Un film d'une grande efficacité, qui souffrira malheureusement des comparaisons avec La neuvaine.
Pour Réjeanne et Gilles, le bonheur est une petite maison près du mont St-Hilaire, avec un grand jardin et vue sur la rivière. Mais quand Gilles est frappé de plein fouet par un accident cardio-vasculaire, Réjeanne doit redoubler d'efforts pour prendre soin de son mari, qui se laisse dépérir. Les choses ne s'arrangent pas quand Réjeanne perd son emploi de téléphoniste pour une multi-nationale qui pratique une restructuration.
Contre toute espérance choisit de présenter son histoire à l'envers. Quand on la rencontre, Réjeanne vient de tirer sur une maison cossue de Westmount et refuse de parler. On découvre bientôt le corps de son mari, inanimé. Cette battante, enfermée dans le mutisme, rumine une grande frustration qu'on dévoilera peu à peu à l'aide de flash-backs. Un choix judicieux d'autant que cela donne un rythme inhabituel au récit, qui souffrirait d'être trop convenu.

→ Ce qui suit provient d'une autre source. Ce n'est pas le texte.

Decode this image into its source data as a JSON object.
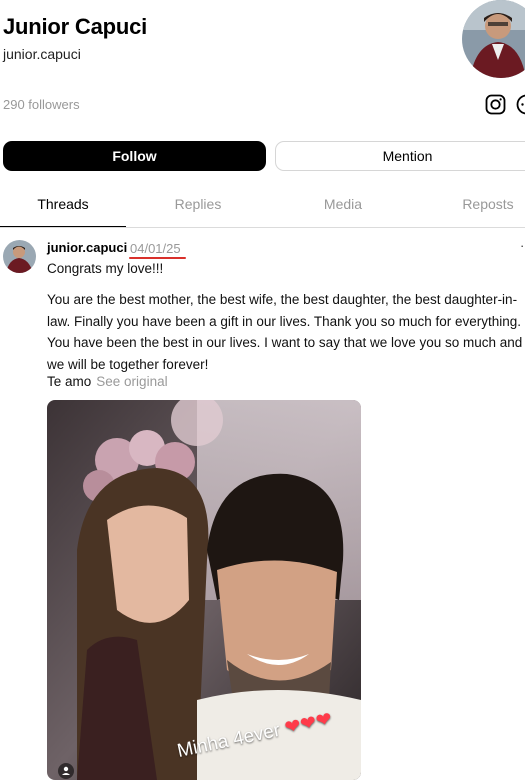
{
  "profile": {
    "display_name": "Junior Capuci",
    "username": "junior.capuci",
    "followers": "290 followers"
  },
  "actions": {
    "follow_label": "Follow",
    "mention_label": "Mention"
  },
  "tabs": [
    {
      "label": "Threads",
      "active": true
    },
    {
      "label": "Replies",
      "active": false
    },
    {
      "label": "Media",
      "active": false
    },
    {
      "label": "Reposts",
      "active": false
    }
  ],
  "post": {
    "author": "junior.capuci",
    "date": "04/01/25",
    "first_line": "Congrats my love!!!",
    "body": "You are the best mother, the best wife, the best daughter, the best daughter-in-law. Finally you have been a gift in our lives. Thank you so much for everything. You have been the best in our lives. I want to say that we love you so much and we will be together forever!",
    "translation_note": "Te amo",
    "see_original": "See original",
    "media_caption": "Minha 4ever"
  },
  "colors": {
    "accent_underline": "#d9302b",
    "muted_text": "#999999"
  },
  "icons": [
    "instagram-icon",
    "more-icon",
    "person-tag-icon",
    "heart-icon"
  ]
}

Parce qu'ici, l'explication finale ne demeure pas mystérieuse longtemps.
La réalité proposée par Émond, qui se fait militant passionné, est moins posée qu'à l'habitude; les bons s'opposent aux méchants, les victimes aux coupables. Le constat final est d'ailleurs un peu simple : ce n'est la faute de personne, aucune plainte n'est portée. Sorte de pitié un peu déplacée. Puis, l'ouverture à Dieu - qui manque d'ailleurs cruellement à cette quête de l'espérance - vient relancer le film vers d'autres questionnements qui devront être abordés dans Les fins dernières, troisième volet de la trilogie qui traitera de la charité.

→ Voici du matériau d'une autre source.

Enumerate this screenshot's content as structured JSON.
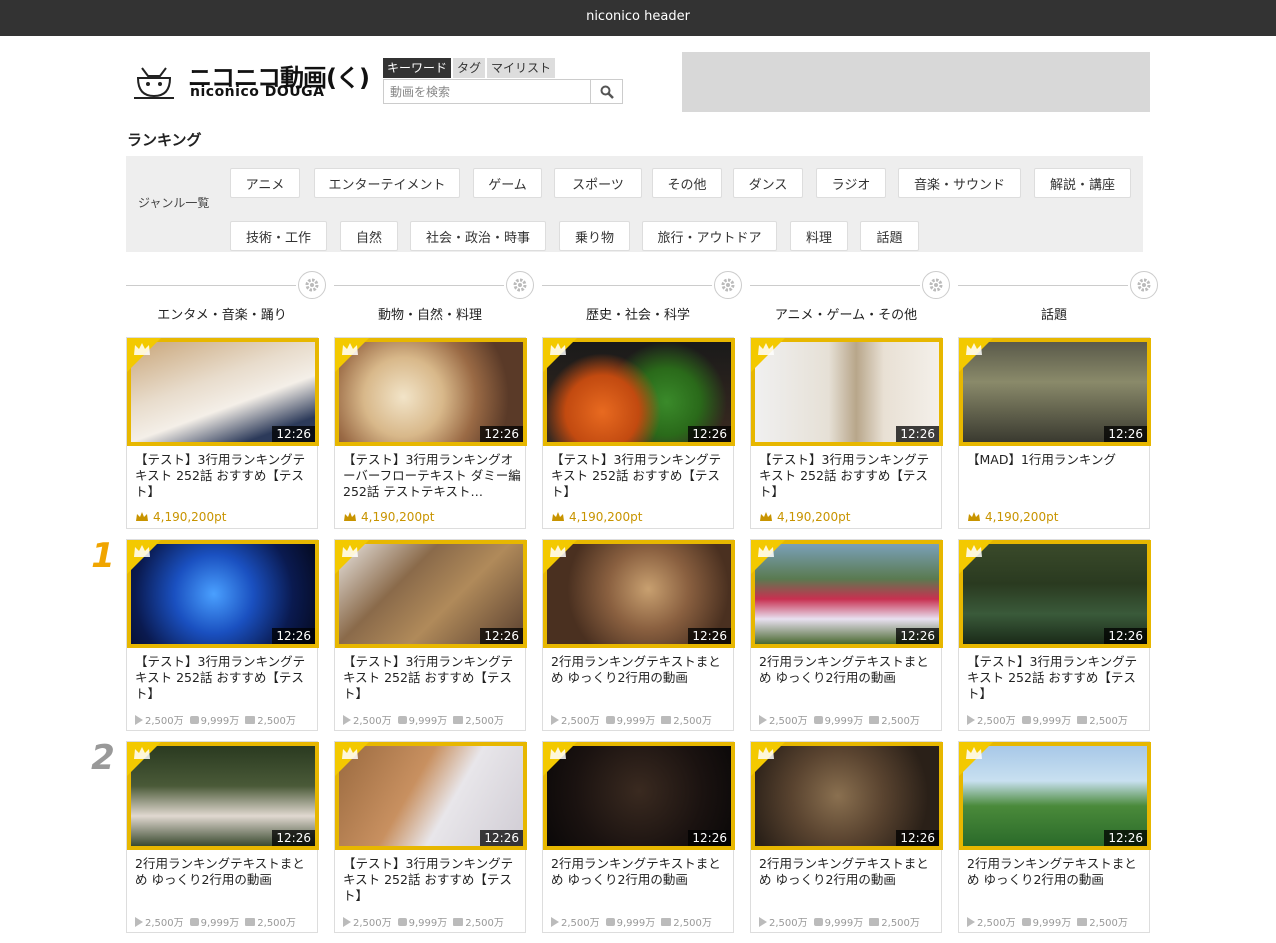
{
  "header": {
    "title": "niconico header"
  },
  "logo": {
    "jp": "ニコニコ動画(く)",
    "en": "niconico DOUGA"
  },
  "search": {
    "tabs": [
      "キーワード",
      "タグ",
      "マイリスト"
    ],
    "placeholder": "動画を検索"
  },
  "page_title": "ランキング",
  "genres": {
    "label": "ジャンル一覧",
    "items": [
      "アニメ",
      "エンターテイメント",
      "ゲーム",
      "スポーツ",
      "その他",
      "ダンス",
      "ラジオ",
      "音楽・サウンド",
      "解説・講座",
      "技術・工作",
      "自然",
      "社会・政治・時事",
      "乗り物",
      "旅行・アウトドア",
      "料理",
      "話題"
    ]
  },
  "columns": [
    "エンタメ・音楽・踊り",
    "動物・自然・料理",
    "歴史・社会・科学",
    "アニメ・ゲーム・その他",
    "話題"
  ],
  "ranks": [
    "1",
    "2"
  ],
  "rows": [
    [
      {
        "title": "【テスト】3行用ランキングテキスト 252話 おすすめ【テスト】",
        "duration": "12:26",
        "pts": "4,190,200pt",
        "img": "cat-cushion"
      },
      {
        "title": "【テスト】3行用ランキングオーバーフローテキスト ダミー編252話 テストテキスト…",
        "duration": "12:26",
        "pts": "4,190,200pt",
        "img": "dog-blur"
      },
      {
        "title": "【テスト】3行用ランキングテキスト 252話 おすすめ【テスト】",
        "duration": "12:26",
        "pts": "4,190,200pt",
        "img": "vegetables"
      },
      {
        "title": "【テスト】3行用ランキングテキスト 252話 おすすめ【テスト】",
        "duration": "12:26",
        "pts": "4,190,200pt",
        "img": "cat-post"
      },
      {
        "title": "【MAD】1行用ランキング",
        "duration": "12:26",
        "pts": "4,190,200pt",
        "img": "mecha"
      }
    ],
    [
      {
        "title": "【テスト】3行用ランキングテキスト 252話 おすすめ【テスト】",
        "duration": "12:26",
        "views": "2,500万",
        "comments": "9,999万",
        "mylists": "2,500万",
        "img": "blue-figure"
      },
      {
        "title": "【テスト】3行用ランキングテキスト 252話 おすすめ【テスト】",
        "duration": "12:26",
        "views": "2,500万",
        "comments": "9,999万",
        "mylists": "2,500万",
        "img": "cat-lying"
      },
      {
        "title": "2行用ランキングテキストまとめ ゆっくり2行用の動画",
        "duration": "12:26",
        "views": "2,500万",
        "comments": "9,999万",
        "mylists": "2,500万",
        "img": "cat-face"
      },
      {
        "title": "2行用ランキングテキストまとめ ゆっくり2行用の動画",
        "duration": "12:26",
        "views": "2,500万",
        "comments": "9,999万",
        "mylists": "2,500万",
        "img": "flowers"
      },
      {
        "title": "【テスト】3行用ランキングテキスト 252話 おすすめ【テスト】",
        "duration": "12:26",
        "views": "2,500万",
        "comments": "9,999万",
        "mylists": "2,500万",
        "img": "flamingos"
      }
    ],
    [
      {
        "title": "2行用ランキングテキストまとめ ゆっくり2行用の動画",
        "duration": "12:26",
        "views": "2,500万",
        "comments": "9,999万",
        "mylists": "2,500万",
        "img": "flamingos-garden"
      },
      {
        "title": "【テスト】3行用ランキングテキスト 252話 おすすめ【テスト】",
        "duration": "12:26",
        "views": "2,500万",
        "comments": "9,999万",
        "mylists": "2,500万",
        "img": "cat-pillow"
      },
      {
        "title": "2行用ランキングテキストまとめ ゆっくり2行用の動画",
        "duration": "12:26",
        "views": "2,500万",
        "comments": "9,999万",
        "mylists": "2,500万",
        "img": "grill"
      },
      {
        "title": "2行用ランキングテキストまとめ ゆっくり2行用の動画",
        "duration": "12:26",
        "views": "2,500万",
        "comments": "9,999万",
        "mylists": "2,500万",
        "img": "cat-collar"
      },
      {
        "title": "2行用ランキングテキストまとめ ゆっくり2行用の動画",
        "duration": "12:26",
        "views": "2,500万",
        "comments": "9,999万",
        "mylists": "2,500万",
        "img": "golf"
      }
    ]
  ],
  "colors": {
    "gold": "#e7b700",
    "rank1": "#f0a500",
    "rank2": "#999999",
    "header_bg": "#333333"
  }
}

Émond, en grand humaniste, saisit en dehors des dialogues la relation d'intimité entre les personnages principaux; tant d'abnégation aurait pu sembler un peu irréaliste, pourtant tout demeure crédible, en particulier grâce à l'efficacité de Guy Jodoin et de l'appui de Gildor Roy. Guylaine Tremblay, souvent esseulée, est vibrante et particulièrement convaincante dans ce qui est, quand même, la représentation idéalisée des gens ordinaires.
Contre toute espérance évite le piège du snobisme intellectuel, son amour pour ses personnages et sa grande empathie sont palpables et enrobent la cruauté du récit de beaucoup d'humanité. Même si sa représentation manichéenne le fait trébucher à quelques reprises alors que le film perd un peu de rythme à cause d'un policier grandiloquent, les émotions sont bien présentes et ne demandent qu'à être saisies. Et même s'il est un peu convenu, l'émerveillement face à la nature offre de beaux moments de réflexion sur un plateau d'argent, merci à l'oeil de Jean-Claude Labrecque, dont le travail est toujours aussi pertinent à l'heure du vite-fait et du pré-cuit.

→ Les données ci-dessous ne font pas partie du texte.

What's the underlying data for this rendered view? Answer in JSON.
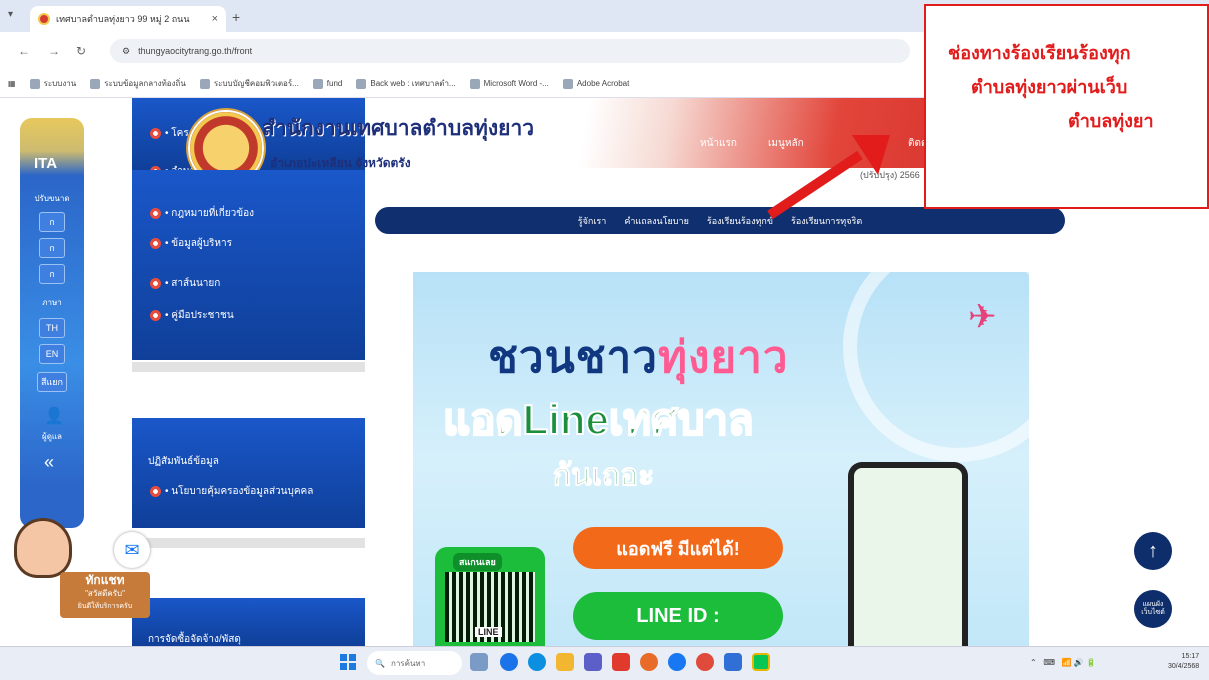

Il semble que Bernard Émond ait voulu, dans ce pèlerinage qu'il mène avec sa trilogie théologale, laisser la place aux autres, les affligés, les malchanceux, pour raconter une de leurs histoires sans histoires. Il a voulu donner toute la place à Guylaine Tremblay, qui la prend merveilleusement. Cela donne une oeuvre moins forte que La neuvaine, mais tout de même très forte et lourde de sens.
Un film d'une grande efficacité, qui souffrira malheureusement des comparaisons avec La neuvaine. Émond, en grand humaniste, saisit en dehors des dialogues la relation d'intimité entre les personnages principaux; tant d'abnégation aurait pu sembler un peu irréaliste, pourtant tout demeure crédible, en particulier grâce à l'efficacité de Guy Jodoin et de l'appui de Gildor Roy. Guylaine Tremblay, souvent esseulée, est vibrante et particulièrement convaincante dans ce qui est, quand même, la représentation idéalisée des gens ordinaires.